Митрофан обернулся и мигнул на нее Мартынову:

— Папаша! Такой анекдот знаете?.. Говорит один, татарин, другому, русскому: «Скажи, пожалуйста, что такое: снаружи тибе ситец совецкой, а в середке холера? Не знаишь? Слушай, тибе скажу: это — мой жена», — и из-под локтя он указал пальцем на Дуню.

— Вы, должно быть, молодожены? — улыбнулась Дуне Галина Игнатьевна.

— Угадали, — ответила Дуня. — Только я думаю с ним разводиться.

— И вовсе я думаю, а не она, — обернулся Митрофан. — Как же, скажи, пожалуйста, посуду мыть не хочет, постель, например, застелить — тоже, и пола не подметет… Разведусь.

— А то и в самом деле, все это чтоб одна жена делала?
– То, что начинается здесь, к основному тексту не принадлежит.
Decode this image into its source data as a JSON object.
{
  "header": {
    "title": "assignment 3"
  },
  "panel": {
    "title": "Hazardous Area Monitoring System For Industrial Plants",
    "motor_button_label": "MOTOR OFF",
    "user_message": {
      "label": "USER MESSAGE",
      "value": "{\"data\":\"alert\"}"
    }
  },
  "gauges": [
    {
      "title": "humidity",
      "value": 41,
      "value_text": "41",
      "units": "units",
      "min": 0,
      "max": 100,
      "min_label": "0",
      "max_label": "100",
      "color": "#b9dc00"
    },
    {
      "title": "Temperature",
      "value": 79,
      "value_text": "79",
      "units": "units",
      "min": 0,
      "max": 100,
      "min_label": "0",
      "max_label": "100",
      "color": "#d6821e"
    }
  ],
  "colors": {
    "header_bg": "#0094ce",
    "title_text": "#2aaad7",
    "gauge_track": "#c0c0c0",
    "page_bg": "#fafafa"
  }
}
Попили нашей кровушки, довольно с вас! — рассмеялась Галина Игнатьевна.

— Смотрите, свежий гудрон, — предупредил ее, сидевшую с краю, Мартынов, и она подалась к нему, насколько могла, потому что из-под колес машины действительно полетели брызги с только что заасфальтированного шоссе, а недалеко впереди действовал и каток, который шофер объехал, едва не задев его кузовом машины.

Шоссе подымалось.

Чрезвычайно прихотливыми извивами оно взбиралось на горные отроги, сплошь покрытые невысоким дубняком, маслянисто зеленым и вблизи тяжелым на вид. Шоссе казалось таким растерянно закружившимся среди этих чуть лиловатых балок, над которыми мягко круглились ошеломленные солнцем взлобья.

Обшарпанная, рабочего вида машина делала подъем добросовестно. Она трудилась — это было явно. Она как будто и не катилась даже, а только все время подпрыгивала слегка, брала бесчисленные низенькие барьеры. Огромные горы глядели на нее, маленькую, с трех сторон.

Они были родные сестры, природа строила их в одно время, и как все-таки разнолики были эти три горы.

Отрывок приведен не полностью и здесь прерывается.